Dispersion relation calculation - field sweeps#
This example shows how we can sweep parameters of the dispersion and plot different views on the data. In this example we will use the SingleLayer
class based on the Kalinikos-Slavin model [J. Phys. C: Solid State Phys., 19, 7013 (1986)] and plot field dependency of the selected spin wave properties (e.g. mode frequencies and decay lengths) for specified set of k-vectors. The same approach can be used also with other classes available in
SpinWaveToolkit.
Let’s start by importing necessary modules and defining material and “experiment” parameters:
[1]:
#necessary imports
import SpinWaveToolkit as SWT
import numpy as np
import matplotlib.pyplot as plt
[2]:
# prepare arrays with k-vectors and B-field values of interest
k = np.linspace(0, 10e6, 101) # k-vector values in rad/m,
k[0] = 1e-5 # we use k=1e-5 instead of k=0 to avoid badly conditioned calculations at k=0
B = np.linspace(0, 100e-3, 101) # define values of a field sweep in T
B[0] = 1e-5 # we use B=1e-5 instead of B=0 to avoid badly conditioned calculations at B=0
# Define the experiment geometry
theta = np.pi/2 # (rad) for in-plane magnetization
phi = np.pi/2 # (rad) for Damon-Eshbach geometry
# Define material parameters
# We will use built-in material parameters of NiFe in this example.

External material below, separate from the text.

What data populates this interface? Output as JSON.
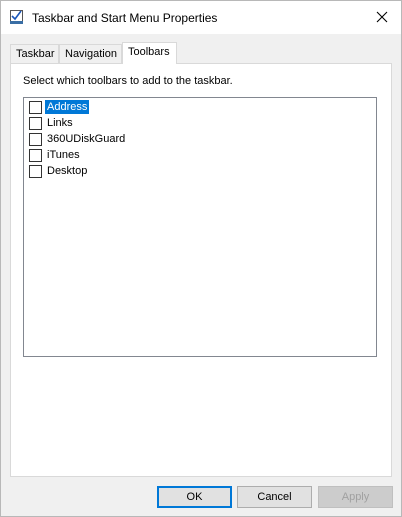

Built in materials are: (NiFe, YIG, CoFeB, FeNi).
mat = SWT.NiFe
d = 30e-9 # (m) layer thickness
bc = 1 # boundary conditions (1 - totally unpinned, 2 - totally pinned spins)
Calculate dispersions for defined values of external magnetic field#
Now we can initiate SWT.SingleLayer
and just change the Bext
attribute for every field value and store everything in a 2D array.
[3]:
# Create numpy arrays n0 and decay0 for all fields and k-vectors defined in B and kxi
n0 = [] #initialize list of arrays
decay0 = [] #initialize list of arrays
sl = SWT.SingleLayer(B[0], mat, d, k, theta, phi, boundary_cond=bc)

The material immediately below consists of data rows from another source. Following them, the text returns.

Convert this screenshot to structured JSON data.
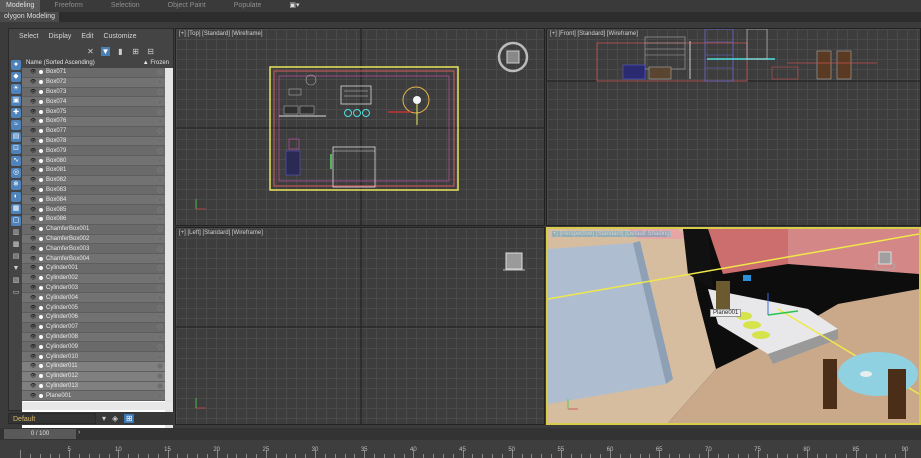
{
  "ribbon": {
    "tabs": [
      {
        "label": "Modeling",
        "active": true
      },
      {
        "label": "Freeform",
        "active": false
      },
      {
        "label": "Selection",
        "active": false
      },
      {
        "label": "Object Paint",
        "active": false
      },
      {
        "label": "Populate",
        "active": false
      }
    ],
    "extra_icon": "camera-icon",
    "subtitle": "olygon Modeling"
  },
  "explorer": {
    "menu": [
      "Select",
      "Display",
      "Edit",
      "Customize"
    ],
    "header_name": "Name (Sorted Ascending)",
    "header_frozen": "▲ Frozen",
    "items": [
      "Box071",
      "Box072",
      "Box073",
      "Box074",
      "Box075",
      "Box076",
      "Box077",
      "Box078",
      "Box079",
      "Box080",
      "Box081",
      "Box082",
      "Box083",
      "Box084",
      "Box085",
      "Box086",
      "ChamferBox001",
      "ChamferBox002",
      "ChamferBox003",
      "ChamferBox004",
      "Cylinder001",
      "Cylinder002",
      "Cylinder003",
      "Cylinder004",
      "Cylinder005",
      "Cylinder006",
      "Cylinder007",
      "Cylinder008",
      "Cylinder009",
      "Cylinder010",
      "Cylinder011",
      "Cylinder012",
      "Cylinder013",
      "Plane001"
    ],
    "selected_items": [
      "Cylinder011",
      "Cylinder012",
      "Cylinder013"
    ]
  },
  "layer": {
    "current": "Default"
  },
  "time": {
    "slider_label": "0 / 100",
    "ticks": [
      "0",
      "5",
      "10",
      "15",
      "20",
      "25",
      "30",
      "35",
      "40",
      "45",
      "50",
      "55",
      "60",
      "65",
      "70",
      "75",
      "80",
      "85",
      "90"
    ]
  },
  "viewports": {
    "top": {
      "label": "[+] [Top] [Standard] [Wireframe]"
    },
    "front": {
      "label": "[+] [Front] [Standard] [Wireframe]"
    },
    "left": {
      "label": "[+] [Left] [Standard] [Wireframe]"
    },
    "persp": {
      "label": "[+] [Perspective] [Standard] [Default Shading]",
      "tooltip": "Plane001"
    }
  },
  "colors": {
    "active_tab": "#5a5a5a",
    "accent_blue": "#4e83bb",
    "viewport_active_border": "#d9cc4a",
    "layer_text": "#d8b96e"
  }
}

for index, Bext in enumerate(B):
sl.Bext = Bext # set external field
n0.append(sl.GetDispersion(n=0)*1e-9/(2*np.pi)) #Fundamental mode frequency in GHz
decay0.append(sl.GetDecLen(n=0)*1e6) #Fundamental mode decay length in um
n0 = np.array(n0) # create 2D array from list of arrays
decay0 = np.array(decay0) # create 2D array from list of arrays
Plot the data #1#
Now we can just slice our 2D arrays n0
and decay0
and plot whatever we want. Let’s start with plotting a field dependence of the fundamental mode frequency (n0
array) for different values of the k-vector.
[4]:
# print what k-values we have available in k array in index:value format, separated by |
print("| ".join(f"{i}:{val/1e6:.1f}" for i, val in enumerate(k)))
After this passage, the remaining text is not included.